The biometrics industry, tired of bad press and what one CEO called "hysteria" over applications such as face-scanning, is working hard to improve its public image.
Privacy advocates charge that face-scanning and other biometrics -- technologies that identify people using their physical characteristics –- smack of Big Brother and could be used to track anti-government activists.
But industry leaders complain that the media has flaunted worst-case scenarios without mentioning the technologies' benefits.
The makeover effort is exemplified in a call put out by The Biometric Digest -- a top industry news source -- for subscribers to send in their "Good News Biometric Stories."
Bill Rogers, who publishes the newsletter out of St. Louis, said he got the idea when a subscriber asked him to run more stories about how biometrics benefit John Q. Public.
"I thought, doggonit, you're right," Rogers said. "We need to give a different slant. We need examples of lives being saved, lost children being found, terrorists being stopped."
He's asking people to send "documented and referenceable (sic) cases where an ordinary citizen has been helped significantly by biometrics."
Biometrics burst into the public view after faces of football fans were scanned at Super Bowl XXXV and compared to the mugshots of common criminals. The biometrics industry has been fending off Orwellian accusations ever since.
Privacy advocates dubbed the event "Snooper Bowl" and were widely cited in the press warning of a nightmarish society where citizens were monitored by remote cameras, comments that incensed industry folks.
"The knee-jerk reaction has always been the Big Brother angle, which is ridiculous because it's not recognizing anyone but criminals," said Joseph Atick, CEO of Visionics Corporation. "I look forward to a more substantive dialogue."

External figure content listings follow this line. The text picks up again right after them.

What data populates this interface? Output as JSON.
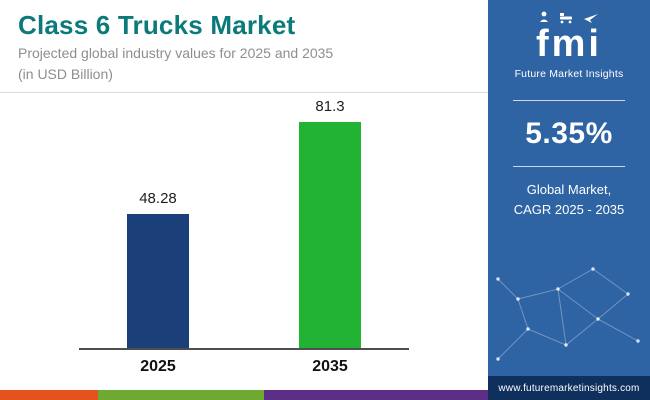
{
  "header": {
    "title": "Class 6 Trucks Market",
    "subtitle_line1": "Projected global industry values for 2025 and 2035",
    "subtitle_line2": "(in USD Billion)"
  },
  "chart_data": {
    "type": "bar",
    "categories": [
      "2025",
      "2035"
    ],
    "values": [
      48.28,
      81.3
    ],
    "value_labels": [
      "48.28",
      "81.3"
    ],
    "bar_colors": [
      "#1b3f78",
      "#22b234"
    ],
    "title": "Class 6 Trucks Market",
    "xlabel": "",
    "ylabel": "USD Billion",
    "ylim": [
      0,
      90
    ],
    "grid": false,
    "legend": false
  },
  "sidebar": {
    "brand": {
      "logo_text": "fmi",
      "name": "Future Market Insights"
    },
    "cagr": {
      "value": "5.35%",
      "label_line1": "Global Market,",
      "label_line2": "CAGR 2025 - 2035"
    },
    "website": "www.futuremarketinsights.com"
  },
  "colors": {
    "title_teal": "#0c7a7a",
    "panel_blue": "#2e63a4",
    "panel_footer_blue": "#0f2f5d"
  },
  "footer_stripe_colors": [
    "#e4521d",
    "#6fa932",
    "#5b2d84"
  ]
}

A direct benefit of Visionics' FaceIt surveillance software has been a dramatic drop in crime in a scruffy London neighborhood, he said.
But industry folks also criticized the way the technology was implemented at the Super Bowl, saying police should have posted signs letting fans know they were being recorded.

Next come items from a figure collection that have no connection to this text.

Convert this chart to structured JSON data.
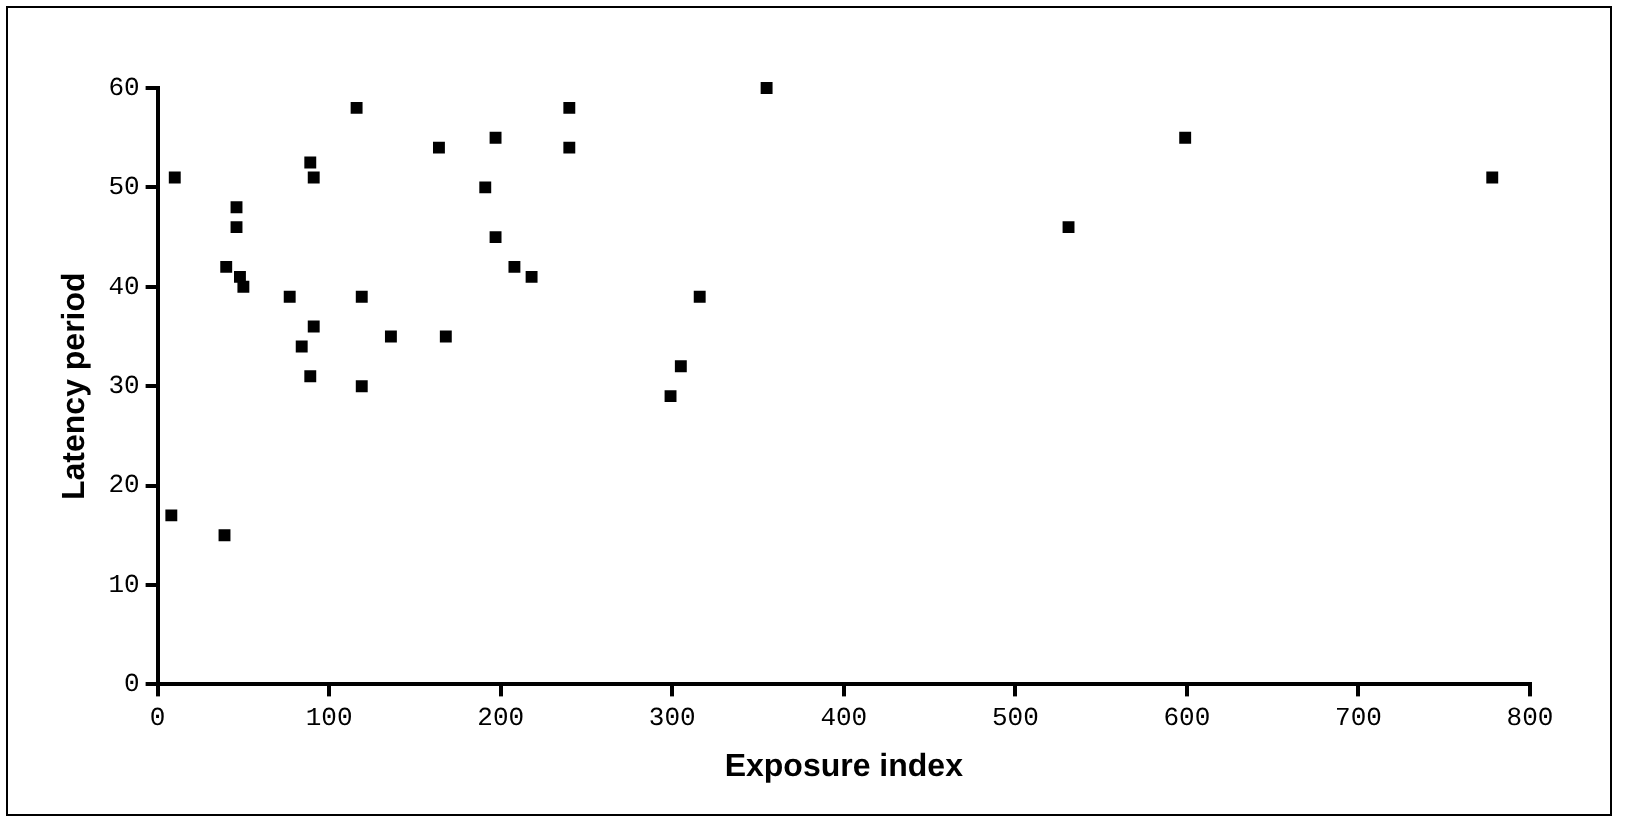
{
  "chart_data": {
    "type": "scatter",
    "xlabel": "Exposure index",
    "ylabel": "Latency period",
    "xlim": [
      0,
      800
    ],
    "xticks": [
      0,
      100,
      200,
      300,
      400,
      500,
      600,
      700,
      800
    ],
    "ylim": [
      0,
      60
    ],
    "yticks": [
      0,
      10,
      20,
      30,
      40,
      50,
      60
    ],
    "grid": false,
    "legend": false,
    "marker": "square",
    "series": [
      {
        "color": "#000000",
        "x": [
          10,
          8,
          39,
          40,
          46,
          46,
          48,
          50,
          77,
          84,
          89,
          89,
          91,
          91,
          116,
          119,
          119,
          136,
          168,
          164,
          191,
          197,
          197,
          208,
          218,
          240,
          240,
          299,
          305,
          316,
          355,
          531,
          599,
          778
        ],
        "values": [
          51,
          17,
          15,
          42,
          48,
          46,
          41,
          40,
          39,
          34,
          31,
          52.5,
          51,
          36,
          58,
          39,
          30,
          35,
          35,
          54,
          50,
          55,
          45,
          42,
          41,
          58,
          54,
          29,
          32,
          39,
          60,
          46,
          55,
          51
        ]
      }
    ]
  }
}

"The real perception problems come from passive technologies that can be used without public knowledge," said Richard Norton, the executive director of the International Biometric Industry Association.
In July, the association called for federal rules controlling biometric applications.
"We haven't seen any backlash over the public hysteria, but we need to make sure this technology isn't abused," he said. "If it is, the public would lose their confidence completely."
What's needed -– besides heartwarming stories about how biometrics saved the day -– are applications that convince the public that biometrics work on a personal level, such as ATM or credit cards that use the technology to prevent fraud, industry reps say.
"The public will have a broader acceptance of these technologies if they become active participants in them," said David Teitelman, the CEO of eTrue.